College basketball history was made this month when Kent State University center Kalin Bennett became the first Division I (as in highest level) player with autism to score in a game.

And the 6’11,” 300-pound freshman had another historical moment last fall when he became the first person with autism to sign a national letter of intent to play basketball with a Division I school.

These firsts — particularly the signing of a letter of intent, which is generally tied to an athletic scholarship — are more significant than the YouTube moments in which a child with autism or another disability is put into the final seconds of a middle school or high school game when the outcome is already clear.

While those moments are heart warming and often wonderful as they teach lessons about kindness and inclusion, they don’t by themselves signify a shift in how those with autism should be viewed by society or by themselves.

Bennett’s pair of firsts sends the message that those with autism can achieve a great deal more than they and many others might have assumed.

“For my mom to see it was really big for me,” Bennett told The Associated Press after the game. “To let her know that everything you’ve done has not been in vain.”

Bennett was diagnosed with autism at nine months old. Doctors told his mother, Sonja, that her son would never walk or talk. Sonja arranged for a therapist to come to their house three times a week, and Kalin Bennett eventually started banging on pots and pans to communicate. He learned to walk at age 3 and began talking at age 7, according to Sports Illustrated. After attending a basketball pep rally at school in third grade, Kalin Bennett decided he wanted to play basketball.

While his mother was nervous, a doctor as well as Sonja’s husband both thought it would be good for him.

They were correct. Kalin played AAU basketball, middle school basketball and high school basketball — getting better at each level.

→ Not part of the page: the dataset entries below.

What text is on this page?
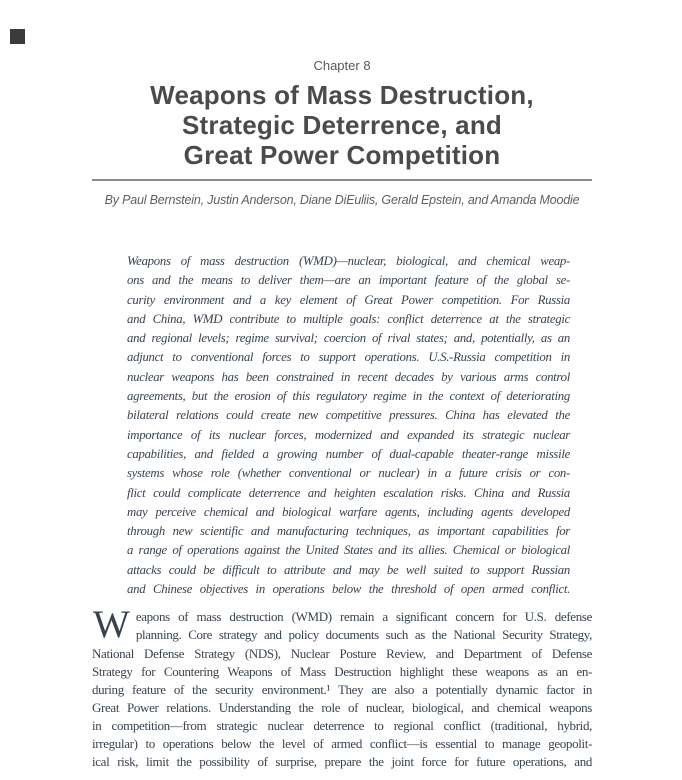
Chapter 8
Weapons of Mass Destruction,
Strategic Deterrence, and
Great Power Competition
By Paul Bernstein, Justin Anderson, Diane DiEuliis, Gerald Epstein, and Amanda Moodie
Weapons of mass destruction (WMD)—nuclear, biological, and chemical weap-
ons and the means to deliver them—are an important feature of the global se-
curity environment and a key element of Great Power competition. For Russia
and China, WMD contribute to multiple goals: conflict deterrence at the strategic
and regional levels; regime survival; coercion of rival states; and, potentially, as an
adjunct to conventional forces to support operations. U.S.-Russia competition in
nuclear weapons has been constrained in recent decades by various arms control
agreements, but the erosion of this regulatory regime in the context of deteriorating
bilateral relations could create new competitive pressures. China has elevated the
importance of its nuclear forces, modernized and expanded its strategic nuclear
capabilities, and fielded a growing number of dual-capable theater-range missile
systems whose role (whether conventional or nuclear) in a future crisis or con-
flict could complicate deterrence and heighten escalation risks. China and Russia
may perceive chemical and biological warfare agents, including agents developed
through new scientific and manufacturing techniques, as important capabilities for
a range of operations against the United States and its allies. Chemical or biological
attacks could be difficult to attribute and may be well suited to support Russian
and Chinese objectives in operations below the threshold of open armed conflict.
W eapons of mass destruction (WMD) remain a significant concern for U.S. defense
planning. Core strategy and policy documents such as the National Security Strategy,
National Defense Strategy (NDS), Nuclear Posture Review, and Department of Defense
Strategy for Countering Weapons of Mass Destruction highlight these weapons as an en-
during feature of the security environment.¹ They are also a potentially dynamic factor in
Great Power relations. Understanding the role of nuclear, biological, and chemical weapons
in competition—from strategic nuclear deterrence to regional conflict (traditional, hybrid,
irregular) to operations below the level of armed conflict—is essential to manage geopolit-
ical risk, limit the possibility of surprise, prepare the joint force for future operations, and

He said his goal is to continue to improve.

“Coach has been pushing to me and pushing me to be better than I am the day before,” Kalin Bennett said. “That’s why I want to achieve and show consistent improvement.”

For the record, Bennett entered the game with six minutes left to play, and he finished with 2 points, two rebounds and one block.

That’s not what really matters. As Bennett said, he wants kids to believe in themselves “first and foremost,” and he knows he is setting an example for children with autism — and everybody else.